Considering only 1 in 10 Americans are consuming enough fruits and veggies (CDC), most of us have room for improvement. Prioritizing plants is an easy way to improve our health and the health of the planet.
What counts as a ‘Plant’?
Plants are considered any fruit, vegetable, legume (think lentils and chickpeas), or whole grain. These also include processed foods like frozen broccoli, frozen blueberries, canned tomatoes, and dried lentils. Ultra-processed foods (yes, even those made from plants… looking at you veggie crisps!), are not part of this category.
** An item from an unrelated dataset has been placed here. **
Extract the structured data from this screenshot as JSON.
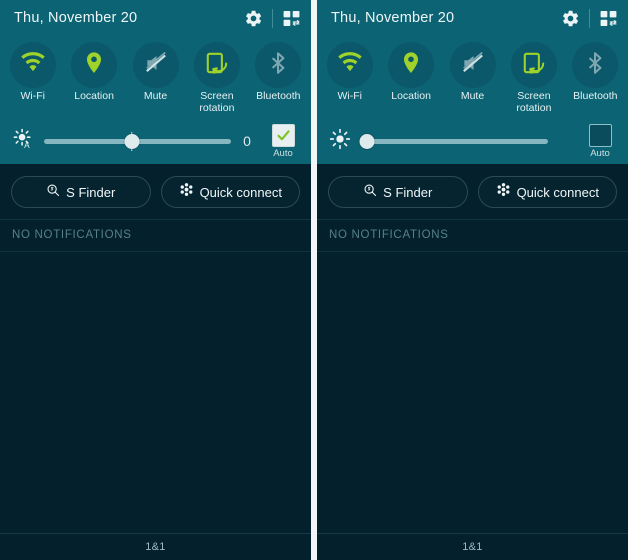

Why are plants so good for us?
Plants contain an incredible amount of nutrients, ranging from the well known vitamins and minerals, to fiber, and over 10,000 phytonutrients. Phytonutrients are what gives plants their color, flavor, scent, and taste. These nutrients are also extremely protective towards cancers, heart disease, and other illnesses.
Diversity is key
Eating broccoli every single day is great, but mixing it up is even better. Our bodies have billions of micro-digestors in our gut, which has more commonly been coined the ‘gut microbiome’. While we have much to learn about how this microbial ecosystem impacts our health, we do know one thing for sure. The wider diversity of plant-based foods we eat, the more diverse and resilient our gut microbiome becomes.
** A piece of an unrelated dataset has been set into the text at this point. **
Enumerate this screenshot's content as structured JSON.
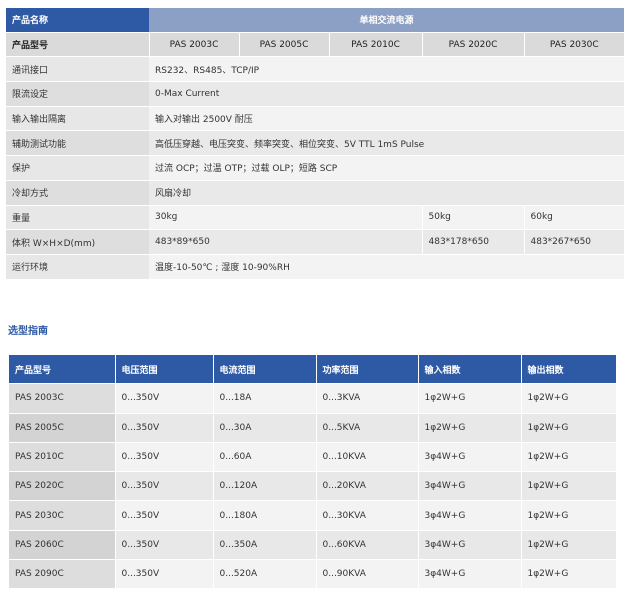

Diverse diets are also essential for planetary health. Our planet contains hundreds of thousands of edible plant species (many of which are also food for other living creatures). Unfortunately, the global food system has been consolidated to the point where we now source over 75% of our calories from only 12 species. The three main crops are corn, rice, and wheat.
Monocropping – or growing vast fields of a singular variety – is horrible for Earth’s ecology. Monocropping also puts us at risk when dealing with climate change, as growing a slim number of species makes our food system more vulnerable to changing weather patterns, pests, and disease – similar to our gut microbiome!
Eating more plant-based foods
Eating more plants is simple, and can be affordable for most people. Below are some evidence-based resources to get you started. While some of these resources are geared towards vegetarians, they can also be used to simply increase the amount of fruits and vegetables in your diet.
- VN DPG’s Free Consumer Resources to eating more plant-based meals
- EatRight’s Top Myths for eating plant-based meals
- The Plant-Powered Diet: A book by registered dietitian Sharon Palmer
- The Heart Foundation: Fresh, Frozen, Canned Veggies!
- The perks of eating a Vegetarian Diet with registered dietitian Ginger Hultin
And remember, diets only work if you are consistent with them. One piece of cake will not make you unhealthy, just as eating one apple won’t make you healthy. Your body works best when you aim to eat mostly healthy foods, consistently over time.